2-Butoxyethanol which is known to bio-accumulate, can also be absorbed through the skin. Side effects or known side effect can cause coughing, dizziness, drowsiness, headache, nausea and weakness. If inhaled, add in abdominal pain and diarrhea. Excess exposure may cause injury to red blood cells, the kidney and the liver as well as possible side effects to the central nervous system. Petroleum distillates have the same side effects, but the substance is very harmful to aquatic organisms. These are the main solvents used in the dispersant known as EC9500A and EC9527A.

When I read the side effects all I could think about were those poor crewmembers that reported experiencing nausea, dizziness, headaches and chest pains. The very same ones, BP claimed was possibly something they ate. Even though they all came from different vessels.

Next stop was the CDC. Great source of information and procedures. First thing I see is in aquatic environments the dispersant begins to break down with in 16 days. Holy crap and I thought it started faster then that, or maybe I was just led to believe it started faster. The most likely exposure will occur to staff handling the material. Thank goodness, I was scared the rescue workers dredging through the toxic waters saving the environment may be exposed to these chemicals sometime during the 16 days it takes to start breaking down the oil. It is not like it can be absorbed into the skin or inhaled. But if by chance they happen to be exposed, they should watch for de-fatting and drying of the skin that could cause dermatitis. All the symptoms noted earlier in this article as well as a metallic taste. Keep in mind these dispersants used are just as safe as your dish soaps and shampoos.

Past history is being ignored because BP, Exxon and Nalco claim that the formula has been changed and improved from what was used in past oils spills. The spill off Normandy where detergents form of dispersant was used still has not recovered after 30 some years. Alaska, where Exxon used the Original EC-9500 has yet to bounce back and recover. Scientist say it could be decades before they see the areas treated return to normal if ever.

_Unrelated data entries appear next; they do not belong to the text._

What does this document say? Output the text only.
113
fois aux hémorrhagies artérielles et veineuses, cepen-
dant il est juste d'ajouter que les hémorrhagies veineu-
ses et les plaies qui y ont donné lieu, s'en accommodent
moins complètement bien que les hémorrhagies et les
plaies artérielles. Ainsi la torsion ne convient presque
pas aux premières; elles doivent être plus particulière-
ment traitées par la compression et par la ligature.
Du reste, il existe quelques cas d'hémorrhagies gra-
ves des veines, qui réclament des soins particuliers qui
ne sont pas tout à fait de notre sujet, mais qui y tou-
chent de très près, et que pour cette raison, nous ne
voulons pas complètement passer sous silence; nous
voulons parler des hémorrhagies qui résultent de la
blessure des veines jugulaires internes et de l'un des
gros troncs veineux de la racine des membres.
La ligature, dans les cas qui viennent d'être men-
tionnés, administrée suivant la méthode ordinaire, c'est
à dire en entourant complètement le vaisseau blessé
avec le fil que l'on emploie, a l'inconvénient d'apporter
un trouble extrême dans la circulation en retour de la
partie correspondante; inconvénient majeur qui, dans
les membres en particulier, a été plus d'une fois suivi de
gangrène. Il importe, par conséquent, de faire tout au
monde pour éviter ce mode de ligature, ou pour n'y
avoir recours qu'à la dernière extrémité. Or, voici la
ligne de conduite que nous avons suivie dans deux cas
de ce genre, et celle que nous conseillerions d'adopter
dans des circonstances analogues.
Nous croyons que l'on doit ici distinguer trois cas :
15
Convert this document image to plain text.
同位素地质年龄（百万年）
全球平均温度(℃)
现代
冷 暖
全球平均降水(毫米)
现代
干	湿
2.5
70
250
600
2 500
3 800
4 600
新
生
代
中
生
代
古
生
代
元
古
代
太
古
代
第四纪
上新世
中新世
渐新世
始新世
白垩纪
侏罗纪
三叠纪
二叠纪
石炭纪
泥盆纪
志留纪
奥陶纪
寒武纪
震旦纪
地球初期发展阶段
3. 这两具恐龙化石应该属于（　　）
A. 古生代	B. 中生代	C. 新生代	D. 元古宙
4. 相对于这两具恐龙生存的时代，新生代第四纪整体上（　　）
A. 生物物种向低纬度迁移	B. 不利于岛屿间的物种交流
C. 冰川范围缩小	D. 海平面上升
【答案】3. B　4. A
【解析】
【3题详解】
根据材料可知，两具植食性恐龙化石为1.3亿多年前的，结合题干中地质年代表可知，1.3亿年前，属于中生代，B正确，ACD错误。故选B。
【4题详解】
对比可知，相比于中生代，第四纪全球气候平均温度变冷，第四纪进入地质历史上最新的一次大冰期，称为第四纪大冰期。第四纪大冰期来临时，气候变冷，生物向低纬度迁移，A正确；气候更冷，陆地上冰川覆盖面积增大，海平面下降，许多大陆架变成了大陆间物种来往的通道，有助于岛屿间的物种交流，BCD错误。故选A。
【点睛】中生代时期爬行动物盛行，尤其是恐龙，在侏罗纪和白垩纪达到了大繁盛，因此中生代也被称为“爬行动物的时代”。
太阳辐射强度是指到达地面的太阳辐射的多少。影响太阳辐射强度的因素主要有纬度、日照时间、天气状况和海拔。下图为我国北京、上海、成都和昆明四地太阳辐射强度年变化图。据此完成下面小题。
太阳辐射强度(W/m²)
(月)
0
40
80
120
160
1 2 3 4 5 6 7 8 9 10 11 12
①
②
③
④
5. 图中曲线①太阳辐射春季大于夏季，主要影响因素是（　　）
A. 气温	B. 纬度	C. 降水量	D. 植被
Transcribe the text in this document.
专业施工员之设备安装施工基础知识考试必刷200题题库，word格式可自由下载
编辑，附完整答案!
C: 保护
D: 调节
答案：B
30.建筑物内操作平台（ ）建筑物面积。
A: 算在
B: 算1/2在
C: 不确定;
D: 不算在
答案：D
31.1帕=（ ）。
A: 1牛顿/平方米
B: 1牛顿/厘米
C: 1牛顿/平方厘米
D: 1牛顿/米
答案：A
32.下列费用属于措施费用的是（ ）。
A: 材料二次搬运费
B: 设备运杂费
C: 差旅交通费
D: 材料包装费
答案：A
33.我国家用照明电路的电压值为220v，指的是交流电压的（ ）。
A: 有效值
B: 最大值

Exxon own scientists wrote a report titled Acute Aquatic Toxicity of Three Corexit Products stated that 9500 is one of the most toxic dispersal agents ever developed and even worse the higher the temperatures like those found in the Gulf of Mexico will cause the toxicity to grow and that was written not many years before this BP disaster. BP, which stands for British Petroleum, is over here poisoning our waters even after it was banned in Britain over ten years ago.

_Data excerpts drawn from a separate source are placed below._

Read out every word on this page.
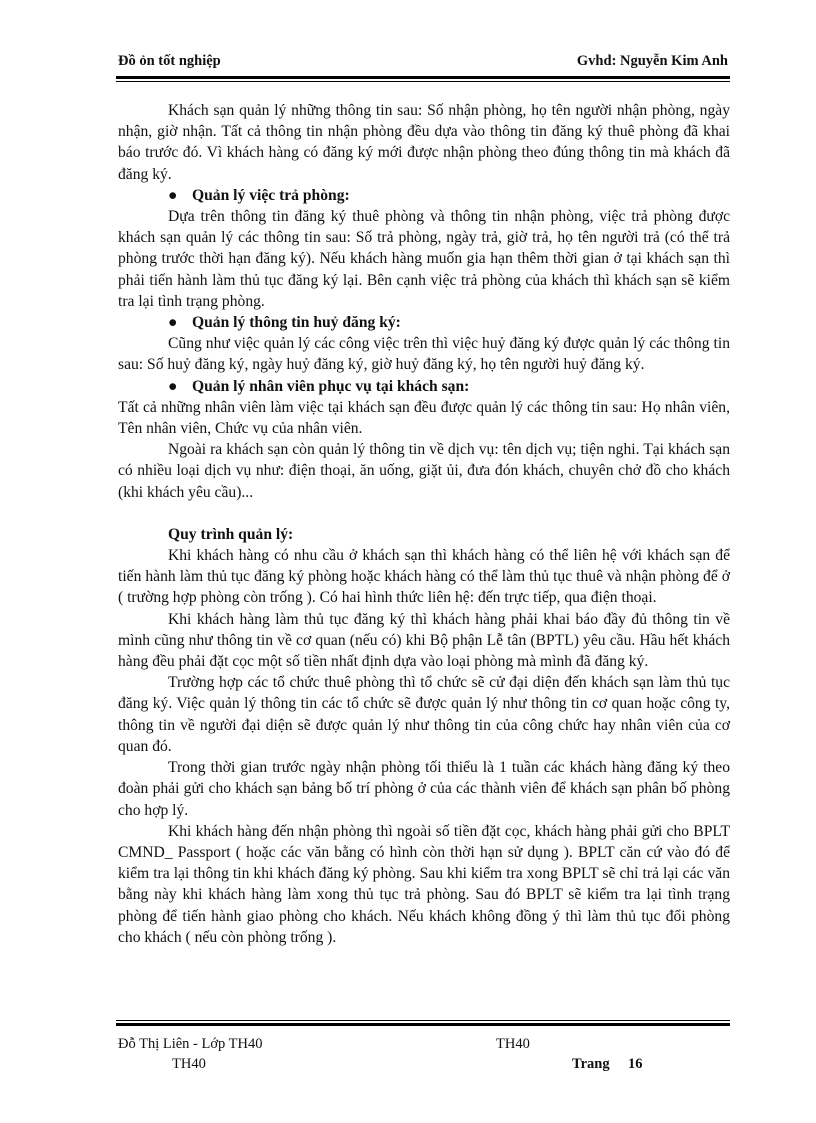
Đồ ỏn tốt nghiệp	Gvhd: Nguyễn Kim Anh

Khách sạn quản lý những thông tin sau: Số nhận phòng, họ tên người nhận phòng, ngày nhận, giờ nhận. Tất cả thông tin nhận phòng đều dựa vào thông tin đăng ký thuê phòng đã khai báo trước đó. Vì khách hàng có đăng ký mới được nhận phòng theo đúng thông tin mà khách đã đăng ký.

● Quản lý việc trả phòng:

Dựa trên thông tin đăng ký thuê phòng và thông tin nhận phòng, việc trả phòng được khách sạn quản lý các thông tin sau: Số trả phòng, ngày trả, giờ trả, họ tên người trả (có thể trả phòng trước thời hạn đăng ký). Nếu khách hàng muốn gia hạn thêm thời gian ở tại khách sạn thì phải tiến hành làm thủ tục đăng ký lại. Bên cạnh việc trả phòng của khách thì khách sạn sẽ kiểm tra lại tình trạng phòng.

● Quản lý thông tin huỷ đăng ký:

Cũng như việc quản lý các công việc trên thì việc huỷ đăng ký được quản lý các thông tin sau: Số huỷ đăng ký, ngày huỷ đăng ký, giờ huỷ đăng ký, họ tên người huỷ đăng ký.

● Quản lý nhân viên phục vụ tại khách sạn:

Tất cả những nhân viên làm việc tại khách sạn đều được quản lý các thông tin sau: Họ nhân viên, Tên nhân viên, Chức vụ của nhân viên.

Ngoài ra khách sạn còn quản lý thông tin về dịch vụ: tên dịch vụ; tiện nghi. Tại khách sạn có nhiều loại dịch vụ như: điện thoại, ăn uống, giặt ủi, đưa đón khách, chuyên chở đồ cho khách (khi khách yêu cầu)...

Quy trình quản lý:

Khi khách hàng có nhu cầu ở khách sạn thì khách hàng có thể liên hệ với khách sạn để tiến hành làm thủ tục đăng ký phòng hoặc khách hàng có thể làm thủ tục thuê và nhận phòng để ở ( trường hợp phòng còn trống ). Có hai hình thức liên hệ: đến trực tiếp, qua điện thoại.

Khi khách hàng làm thủ tục đăng ký thì khách hàng phải khai báo đầy đủ thông tin về mình cũng như thông tin về cơ quan (nếu có) khi Bộ phận Lễ tân (BPTL) yêu cầu. Hầu hết khách hàng đều phải đặt cọc một số tiền nhất định dựa vào loại phòng mà mình đã đăng ký.

Trường hợp các tổ chức thuê phòng thì tổ chức sẽ cử đại diện đến khách sạn làm thủ tục đăng ký. Việc quản lý thông tin các tổ chức sẽ được quản lý như thông tin cơ quan hoặc công ty, thông tin về người đại diện sẽ được quản lý như thông tin của công chức hay nhân viên của cơ quan đó.

Trong thời gian trước ngày nhận phòng tối thiểu là 1 tuần các khách hàng đăng ký theo đoàn phải gửi cho khách sạn bảng bố trí phòng ở của các thành viên để khách sạn phân bố phòng cho hợp lý.

Khi khách hàng đến nhận phòng thì ngoài số tiền đặt cọc, khách hàng phải gửi cho BPLT CMND_ Passport ( hoặc các văn bằng có hình còn thời hạn sử dụng ). BPLT căn cứ vào đó để kiểm tra lại thông tin khi khách đăng ký phòng. Sau khi kiểm tra xong BPLT sẽ chỉ trả lại các văn bằng này khi khách hàng làm xong thủ tục trả phòng. Sau đó BPLT sẽ kiểm tra lại tình trạng phòng để tiến hành giao phòng cho khách. Nếu khách không đồng ý thì làm thủ tục đổi phòng cho khách ( nếu còn phòng trống ).

Đỗ Thị Liên - Lớp TH40	TH40
TH40	Trang 16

Scientists all over the world have said the amount being pumped into the gulf is more then any of them have seen before. There is no way to know what the long-term effects will be. They have no clue as to what effect this amount may have on the people who live in the area or who are breathing in the possible vapors emitted into the air. Even Russia’s Minister of natural resources and Russian scientists are warning of possible toxic rains that may develop. Theoretically the dispersant mixed with the heating of the waters found in the Gulf of Mexico can cause the molecules found on the surface to become a gaseous state and be absorbed into the clouds, that will then form a toxic rain. They also claim that if a tropical storm or hurricane like Katrina hits while this dispersant is sitting on or near the surface then it could be catastrophic to the environment and to the people.

Well there we have it in a nutshell, everything they did not want us to know. They can stick a gag order on the media, but you cannot gag everyone on the net.